ブラッとするには 丁度良い距離

by スタジオ亜空間

☆ 未来を探して 今日も何処かを ブラッとしています 平岡莉貴 ☆

天使の寝床


 メトロマニラ。
  華やかな、メトロマニラ。
  地方から、夢を追いかけて人々が集まって来る。
  人々の数だけ夢がある。そしてほとんどの夢は、幻となる。
  マニラ、マカティ、パサイ、ケソンを含む巨大な都市、メトロマニラ。
  巨大ゆえに歪がある。
  仕事がない。
  食えなくなった親は、子供を捨てる。
  捨てられた子供は、自活を強いられる。
  街で新聞を売る。タバコを売る。
  花束を売る。
  夜は路上で眠り、物乞い、売春、麻薬に手を染める。落ちるのは、早い。
  一度ストリートチルドレンとなった彼らは、生存意欲を失って行く。
  生存意欲は失っても、生存本能は残る。
  生きる為なら、どんな事でもするように成るだろう。
  ヴウオー、ガー。
  まるで消音器をどこかに捨ててきたような排気音が、動きを止めた。
  ビービーッ。
  強烈なホーンが鳴り響く。
  眼の前の信号が赤になって、私達のバスは停止した。
  コツコツ 「シガリロー」
  10にも満たない男の子が、車内を覗き込んだ。
           
  現在メトロマニラには5万から7万人のストリートチルドレンが居るという。
  そんな彼らにどのように接すれば良いのだろうか? 彼らから品物を買って上げた方が良いのか? それとも無視することが良いのか? 随分と迷ってしまう。
  彼らから品物を買うことが、彼らの為を思っての事だろうか? 多くの観光客は、ストリートチルドレンに対し優越感を持ち、「恵んでやる」と云った感情で接してはいないだろうか?
  本当に彼らのことを思えば、必要以外無視する方が良い。
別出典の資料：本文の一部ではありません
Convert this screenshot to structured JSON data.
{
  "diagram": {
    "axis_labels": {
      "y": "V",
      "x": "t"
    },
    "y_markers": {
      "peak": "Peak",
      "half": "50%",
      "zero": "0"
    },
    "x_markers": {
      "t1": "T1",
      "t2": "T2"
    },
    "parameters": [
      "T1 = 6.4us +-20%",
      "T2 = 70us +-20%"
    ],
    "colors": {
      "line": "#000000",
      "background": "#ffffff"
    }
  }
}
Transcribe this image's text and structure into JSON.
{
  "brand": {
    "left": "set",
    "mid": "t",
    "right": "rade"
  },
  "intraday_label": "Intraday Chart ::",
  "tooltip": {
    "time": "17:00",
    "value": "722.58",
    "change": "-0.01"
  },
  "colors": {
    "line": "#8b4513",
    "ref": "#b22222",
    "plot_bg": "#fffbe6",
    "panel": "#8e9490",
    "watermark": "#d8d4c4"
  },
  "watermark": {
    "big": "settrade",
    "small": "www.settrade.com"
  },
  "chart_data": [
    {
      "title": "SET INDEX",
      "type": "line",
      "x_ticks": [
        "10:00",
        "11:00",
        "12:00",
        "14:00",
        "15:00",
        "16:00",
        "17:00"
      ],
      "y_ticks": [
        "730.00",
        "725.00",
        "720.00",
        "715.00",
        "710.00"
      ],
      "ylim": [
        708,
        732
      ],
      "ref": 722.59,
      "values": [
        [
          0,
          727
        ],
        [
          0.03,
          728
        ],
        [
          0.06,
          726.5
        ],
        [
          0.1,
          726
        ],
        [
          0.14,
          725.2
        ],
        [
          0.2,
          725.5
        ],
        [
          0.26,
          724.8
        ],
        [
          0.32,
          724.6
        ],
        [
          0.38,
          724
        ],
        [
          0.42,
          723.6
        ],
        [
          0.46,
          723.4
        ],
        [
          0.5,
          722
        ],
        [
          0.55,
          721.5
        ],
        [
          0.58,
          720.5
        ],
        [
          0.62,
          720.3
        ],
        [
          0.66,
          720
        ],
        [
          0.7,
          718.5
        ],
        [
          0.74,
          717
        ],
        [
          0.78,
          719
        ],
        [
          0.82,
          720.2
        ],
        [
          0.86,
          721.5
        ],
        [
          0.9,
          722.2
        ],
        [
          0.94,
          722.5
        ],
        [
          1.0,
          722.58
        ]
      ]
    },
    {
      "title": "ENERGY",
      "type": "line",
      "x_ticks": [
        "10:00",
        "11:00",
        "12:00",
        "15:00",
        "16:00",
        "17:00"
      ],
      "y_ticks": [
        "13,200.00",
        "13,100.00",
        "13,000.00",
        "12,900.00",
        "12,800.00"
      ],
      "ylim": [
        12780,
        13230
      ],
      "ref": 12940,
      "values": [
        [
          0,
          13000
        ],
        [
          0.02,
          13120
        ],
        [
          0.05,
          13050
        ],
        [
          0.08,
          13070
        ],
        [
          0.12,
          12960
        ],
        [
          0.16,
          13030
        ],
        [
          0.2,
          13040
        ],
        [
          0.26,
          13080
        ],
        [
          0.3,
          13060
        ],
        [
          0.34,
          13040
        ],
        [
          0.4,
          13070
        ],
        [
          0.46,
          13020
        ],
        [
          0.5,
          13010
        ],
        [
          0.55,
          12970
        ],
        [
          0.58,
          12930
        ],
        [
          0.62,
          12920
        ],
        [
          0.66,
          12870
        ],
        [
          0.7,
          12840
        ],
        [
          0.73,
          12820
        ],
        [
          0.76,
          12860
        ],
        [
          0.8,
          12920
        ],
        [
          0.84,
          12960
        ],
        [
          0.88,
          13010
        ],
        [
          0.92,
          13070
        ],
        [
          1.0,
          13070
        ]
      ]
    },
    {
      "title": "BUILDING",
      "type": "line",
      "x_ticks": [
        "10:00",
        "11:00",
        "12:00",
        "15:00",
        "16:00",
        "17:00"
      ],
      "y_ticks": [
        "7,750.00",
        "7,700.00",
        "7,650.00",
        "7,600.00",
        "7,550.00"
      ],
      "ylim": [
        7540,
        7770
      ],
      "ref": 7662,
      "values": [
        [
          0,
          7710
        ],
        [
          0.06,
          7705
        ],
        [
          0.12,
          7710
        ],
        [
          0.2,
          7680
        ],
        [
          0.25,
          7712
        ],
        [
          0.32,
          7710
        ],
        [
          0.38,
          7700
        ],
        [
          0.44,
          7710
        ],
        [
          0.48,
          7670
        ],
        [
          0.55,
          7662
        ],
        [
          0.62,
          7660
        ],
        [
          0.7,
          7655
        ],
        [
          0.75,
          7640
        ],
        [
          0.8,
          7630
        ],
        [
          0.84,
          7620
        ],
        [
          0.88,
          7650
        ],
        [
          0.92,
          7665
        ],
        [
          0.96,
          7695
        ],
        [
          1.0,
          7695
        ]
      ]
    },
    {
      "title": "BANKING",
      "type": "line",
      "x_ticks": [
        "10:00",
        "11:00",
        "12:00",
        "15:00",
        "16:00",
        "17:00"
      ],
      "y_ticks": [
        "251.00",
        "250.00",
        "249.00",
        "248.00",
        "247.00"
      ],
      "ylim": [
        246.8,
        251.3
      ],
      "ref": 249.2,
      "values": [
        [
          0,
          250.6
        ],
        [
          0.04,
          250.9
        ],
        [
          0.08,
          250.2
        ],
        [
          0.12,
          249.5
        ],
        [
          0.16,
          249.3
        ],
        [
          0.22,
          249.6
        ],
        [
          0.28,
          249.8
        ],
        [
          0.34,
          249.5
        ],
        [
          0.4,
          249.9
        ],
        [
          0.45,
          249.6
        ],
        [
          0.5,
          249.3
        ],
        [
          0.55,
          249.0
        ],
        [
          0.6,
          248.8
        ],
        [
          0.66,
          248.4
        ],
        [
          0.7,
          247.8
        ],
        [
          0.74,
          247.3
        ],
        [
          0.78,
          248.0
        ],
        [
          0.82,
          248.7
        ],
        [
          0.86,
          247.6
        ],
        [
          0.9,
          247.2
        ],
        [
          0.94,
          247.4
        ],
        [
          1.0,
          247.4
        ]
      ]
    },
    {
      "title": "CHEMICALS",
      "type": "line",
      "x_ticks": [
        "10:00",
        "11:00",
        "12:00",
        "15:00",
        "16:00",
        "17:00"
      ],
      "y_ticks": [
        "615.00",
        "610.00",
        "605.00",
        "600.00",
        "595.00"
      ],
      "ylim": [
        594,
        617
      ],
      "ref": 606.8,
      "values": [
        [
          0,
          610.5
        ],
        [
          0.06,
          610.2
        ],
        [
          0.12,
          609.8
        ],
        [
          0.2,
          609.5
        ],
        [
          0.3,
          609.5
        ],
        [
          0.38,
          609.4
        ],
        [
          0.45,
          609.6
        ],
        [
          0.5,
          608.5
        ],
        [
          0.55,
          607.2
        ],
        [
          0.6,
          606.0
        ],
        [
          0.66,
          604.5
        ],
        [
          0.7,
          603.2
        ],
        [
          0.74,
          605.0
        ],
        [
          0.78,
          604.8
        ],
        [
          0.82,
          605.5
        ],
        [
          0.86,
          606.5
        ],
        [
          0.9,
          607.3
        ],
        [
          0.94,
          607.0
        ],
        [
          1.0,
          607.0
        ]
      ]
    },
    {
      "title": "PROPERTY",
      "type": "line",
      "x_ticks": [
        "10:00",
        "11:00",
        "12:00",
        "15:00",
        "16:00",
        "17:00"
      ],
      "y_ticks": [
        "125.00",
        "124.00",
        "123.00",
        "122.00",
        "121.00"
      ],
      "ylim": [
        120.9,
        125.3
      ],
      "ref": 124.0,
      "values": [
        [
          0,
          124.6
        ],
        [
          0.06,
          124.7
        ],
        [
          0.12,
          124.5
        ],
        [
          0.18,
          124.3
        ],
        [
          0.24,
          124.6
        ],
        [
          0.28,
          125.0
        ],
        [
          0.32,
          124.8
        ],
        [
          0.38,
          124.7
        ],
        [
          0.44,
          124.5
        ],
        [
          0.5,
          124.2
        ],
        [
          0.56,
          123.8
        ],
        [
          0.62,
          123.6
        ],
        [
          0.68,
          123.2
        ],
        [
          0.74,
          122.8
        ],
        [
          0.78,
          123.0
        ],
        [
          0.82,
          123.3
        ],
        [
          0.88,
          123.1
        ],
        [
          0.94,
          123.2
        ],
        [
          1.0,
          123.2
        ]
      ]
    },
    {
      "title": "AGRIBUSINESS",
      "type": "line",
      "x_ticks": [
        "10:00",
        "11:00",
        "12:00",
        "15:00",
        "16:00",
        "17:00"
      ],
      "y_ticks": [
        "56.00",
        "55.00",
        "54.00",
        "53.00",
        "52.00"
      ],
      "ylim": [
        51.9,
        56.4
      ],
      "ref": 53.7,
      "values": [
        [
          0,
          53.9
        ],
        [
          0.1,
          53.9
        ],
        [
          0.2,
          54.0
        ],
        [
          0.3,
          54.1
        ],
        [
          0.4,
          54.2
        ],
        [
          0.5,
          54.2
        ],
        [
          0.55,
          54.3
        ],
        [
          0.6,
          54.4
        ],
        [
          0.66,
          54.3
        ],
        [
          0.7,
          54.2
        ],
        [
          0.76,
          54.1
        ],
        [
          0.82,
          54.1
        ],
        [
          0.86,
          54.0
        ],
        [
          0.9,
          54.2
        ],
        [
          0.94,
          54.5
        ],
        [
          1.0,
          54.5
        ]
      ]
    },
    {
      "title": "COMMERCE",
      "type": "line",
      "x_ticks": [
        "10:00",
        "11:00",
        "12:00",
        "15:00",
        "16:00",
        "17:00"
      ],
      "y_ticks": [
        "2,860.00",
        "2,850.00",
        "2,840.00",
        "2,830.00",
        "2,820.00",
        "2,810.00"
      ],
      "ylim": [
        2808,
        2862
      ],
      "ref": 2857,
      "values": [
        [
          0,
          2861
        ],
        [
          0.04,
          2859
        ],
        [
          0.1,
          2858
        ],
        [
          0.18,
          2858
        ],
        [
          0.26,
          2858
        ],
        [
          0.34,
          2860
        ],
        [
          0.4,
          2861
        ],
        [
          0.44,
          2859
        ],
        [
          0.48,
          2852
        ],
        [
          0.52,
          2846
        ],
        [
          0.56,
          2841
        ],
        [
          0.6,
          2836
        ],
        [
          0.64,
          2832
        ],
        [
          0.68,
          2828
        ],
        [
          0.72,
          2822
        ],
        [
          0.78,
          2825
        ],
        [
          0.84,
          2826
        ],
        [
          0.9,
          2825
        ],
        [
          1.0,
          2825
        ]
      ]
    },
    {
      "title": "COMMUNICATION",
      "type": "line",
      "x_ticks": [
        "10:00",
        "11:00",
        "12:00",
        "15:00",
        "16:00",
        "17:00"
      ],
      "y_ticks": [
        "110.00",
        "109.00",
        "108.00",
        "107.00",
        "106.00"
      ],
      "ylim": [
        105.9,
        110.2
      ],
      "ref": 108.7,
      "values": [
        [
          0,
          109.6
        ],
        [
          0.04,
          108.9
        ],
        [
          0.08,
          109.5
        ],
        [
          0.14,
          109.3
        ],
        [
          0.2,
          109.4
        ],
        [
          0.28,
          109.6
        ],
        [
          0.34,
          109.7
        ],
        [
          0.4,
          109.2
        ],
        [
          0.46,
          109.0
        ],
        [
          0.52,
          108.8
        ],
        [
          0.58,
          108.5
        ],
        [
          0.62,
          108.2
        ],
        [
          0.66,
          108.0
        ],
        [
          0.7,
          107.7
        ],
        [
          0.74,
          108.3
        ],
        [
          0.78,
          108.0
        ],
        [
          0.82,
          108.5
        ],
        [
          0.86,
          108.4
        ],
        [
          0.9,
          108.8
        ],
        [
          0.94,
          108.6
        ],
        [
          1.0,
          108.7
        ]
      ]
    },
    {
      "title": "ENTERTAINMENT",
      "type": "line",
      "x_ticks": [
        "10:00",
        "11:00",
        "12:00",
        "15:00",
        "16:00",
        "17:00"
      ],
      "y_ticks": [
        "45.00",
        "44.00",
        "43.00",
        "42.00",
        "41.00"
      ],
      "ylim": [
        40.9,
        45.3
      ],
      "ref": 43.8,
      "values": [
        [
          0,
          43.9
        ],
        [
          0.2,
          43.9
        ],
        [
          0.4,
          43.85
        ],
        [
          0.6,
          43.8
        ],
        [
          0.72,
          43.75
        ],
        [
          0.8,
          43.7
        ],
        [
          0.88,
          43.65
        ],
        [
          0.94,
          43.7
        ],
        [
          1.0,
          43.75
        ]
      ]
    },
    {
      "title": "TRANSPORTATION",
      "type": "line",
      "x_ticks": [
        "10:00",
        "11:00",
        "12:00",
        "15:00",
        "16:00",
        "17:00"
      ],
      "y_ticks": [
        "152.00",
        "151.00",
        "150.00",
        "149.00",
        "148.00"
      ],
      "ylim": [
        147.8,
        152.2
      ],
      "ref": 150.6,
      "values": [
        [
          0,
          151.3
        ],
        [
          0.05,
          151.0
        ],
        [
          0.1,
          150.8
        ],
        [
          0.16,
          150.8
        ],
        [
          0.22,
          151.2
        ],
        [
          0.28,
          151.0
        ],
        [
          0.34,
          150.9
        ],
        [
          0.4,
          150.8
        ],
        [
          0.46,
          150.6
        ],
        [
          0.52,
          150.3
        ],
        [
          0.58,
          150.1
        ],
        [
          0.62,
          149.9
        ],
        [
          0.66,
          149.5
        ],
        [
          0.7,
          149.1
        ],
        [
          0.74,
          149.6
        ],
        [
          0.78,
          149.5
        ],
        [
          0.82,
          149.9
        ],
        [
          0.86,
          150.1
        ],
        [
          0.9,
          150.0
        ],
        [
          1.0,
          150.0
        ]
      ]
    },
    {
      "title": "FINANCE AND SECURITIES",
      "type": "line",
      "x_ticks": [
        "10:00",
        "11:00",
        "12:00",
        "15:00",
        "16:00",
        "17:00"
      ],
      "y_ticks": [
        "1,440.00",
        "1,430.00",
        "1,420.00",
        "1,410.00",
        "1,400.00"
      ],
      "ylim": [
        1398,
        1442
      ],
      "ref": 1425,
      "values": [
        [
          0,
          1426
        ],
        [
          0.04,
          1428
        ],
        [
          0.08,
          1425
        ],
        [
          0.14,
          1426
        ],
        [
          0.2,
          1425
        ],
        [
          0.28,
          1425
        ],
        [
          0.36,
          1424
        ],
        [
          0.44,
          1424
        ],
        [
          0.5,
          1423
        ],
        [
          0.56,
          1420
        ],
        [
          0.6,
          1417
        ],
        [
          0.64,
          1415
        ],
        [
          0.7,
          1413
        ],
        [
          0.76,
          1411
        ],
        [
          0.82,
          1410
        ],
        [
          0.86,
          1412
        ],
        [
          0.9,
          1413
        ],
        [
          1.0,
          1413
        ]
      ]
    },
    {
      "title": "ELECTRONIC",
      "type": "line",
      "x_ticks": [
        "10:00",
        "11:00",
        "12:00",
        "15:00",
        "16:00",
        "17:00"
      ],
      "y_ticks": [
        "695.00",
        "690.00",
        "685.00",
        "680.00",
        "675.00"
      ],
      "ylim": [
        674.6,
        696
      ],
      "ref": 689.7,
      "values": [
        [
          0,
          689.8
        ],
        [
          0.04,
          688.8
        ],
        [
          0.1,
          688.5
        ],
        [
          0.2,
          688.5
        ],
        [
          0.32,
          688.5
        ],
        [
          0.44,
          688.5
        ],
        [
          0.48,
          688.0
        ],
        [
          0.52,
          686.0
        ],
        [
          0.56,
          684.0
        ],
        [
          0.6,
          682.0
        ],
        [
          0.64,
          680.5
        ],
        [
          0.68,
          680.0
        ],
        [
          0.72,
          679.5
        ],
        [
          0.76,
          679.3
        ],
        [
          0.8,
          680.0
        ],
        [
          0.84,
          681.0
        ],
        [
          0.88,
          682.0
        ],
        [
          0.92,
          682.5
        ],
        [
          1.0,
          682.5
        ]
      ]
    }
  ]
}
たとえ品物を買っても、料金の大半は彼らのボスが吸い取ってしまい、彼らに与えられるのは、一日の食事だけなのだ。
           
  そんな彼らに、本当の意味で生存意欲を与えなければならない。
  その為にストリートチルドレンセンター「センデンホーム」が、有る。
  「センデンホーム」はそんな彼らの保護の為に活動を続けている所だ。
  これはSCJ直接の活動ではない。
  現在計画中のストリートチルドレン事業のモデルとして、参考にしている処だ。
           
  ピョコン。
  幾つ位だろうか? 男の子が頭を下げた。
  人懐っこく摺り依ってくる。
  「センデンホーム」に見学に入ったときの事だ。
  言葉が通じないのが辛い。でも、こんな時には言葉なんて必要無いだろう。
  同行のSCJ理事長の立野純三氏と理事の長谷川恵一氏の間に、座ろうと男の子が割って入る。無邪気だ。両氏も破格の笑顔を見せている。
  男の子が私に向かって、手を振る。
  写真を撮ってくれと言っているようだ。
  ファインダーの向こうで、本当にうれしそうにはしゃいでいる。
  後から聞けば、彼は両親にかなり苛められていたそうだ。
  貧困が人々の心を荒廃させ、児童虐待に走らせる。その結果、彼の精神状態が異常に成っているそうだ。
  なんともやり切れない思いがする。
  貧困で子供を捨てるよりも、恐ろしい事だろう。
  「センデンホーム」に来てから、彼は明るくなった。いつの日か自立出来るときが来るのだろうか? 頑張って欲しいと思う。子供たちも、ホームの職員たちも。
           
  今、「センデンホーム」で見た彼らのベッドが心に残っている。
  板で作られた、ベッド。毛布一枚敷いただけのベッドだ。
  うれしそうに「ここで眠るのだ」と言う子供たちの笑顔が、頭に焼き付いている。天使の寝床が、路上から板のベッドに替った。
  暖かい親の愛情と、柔らかいベッドクロスにくるまって眠ることは、天使たちには許されていなかった。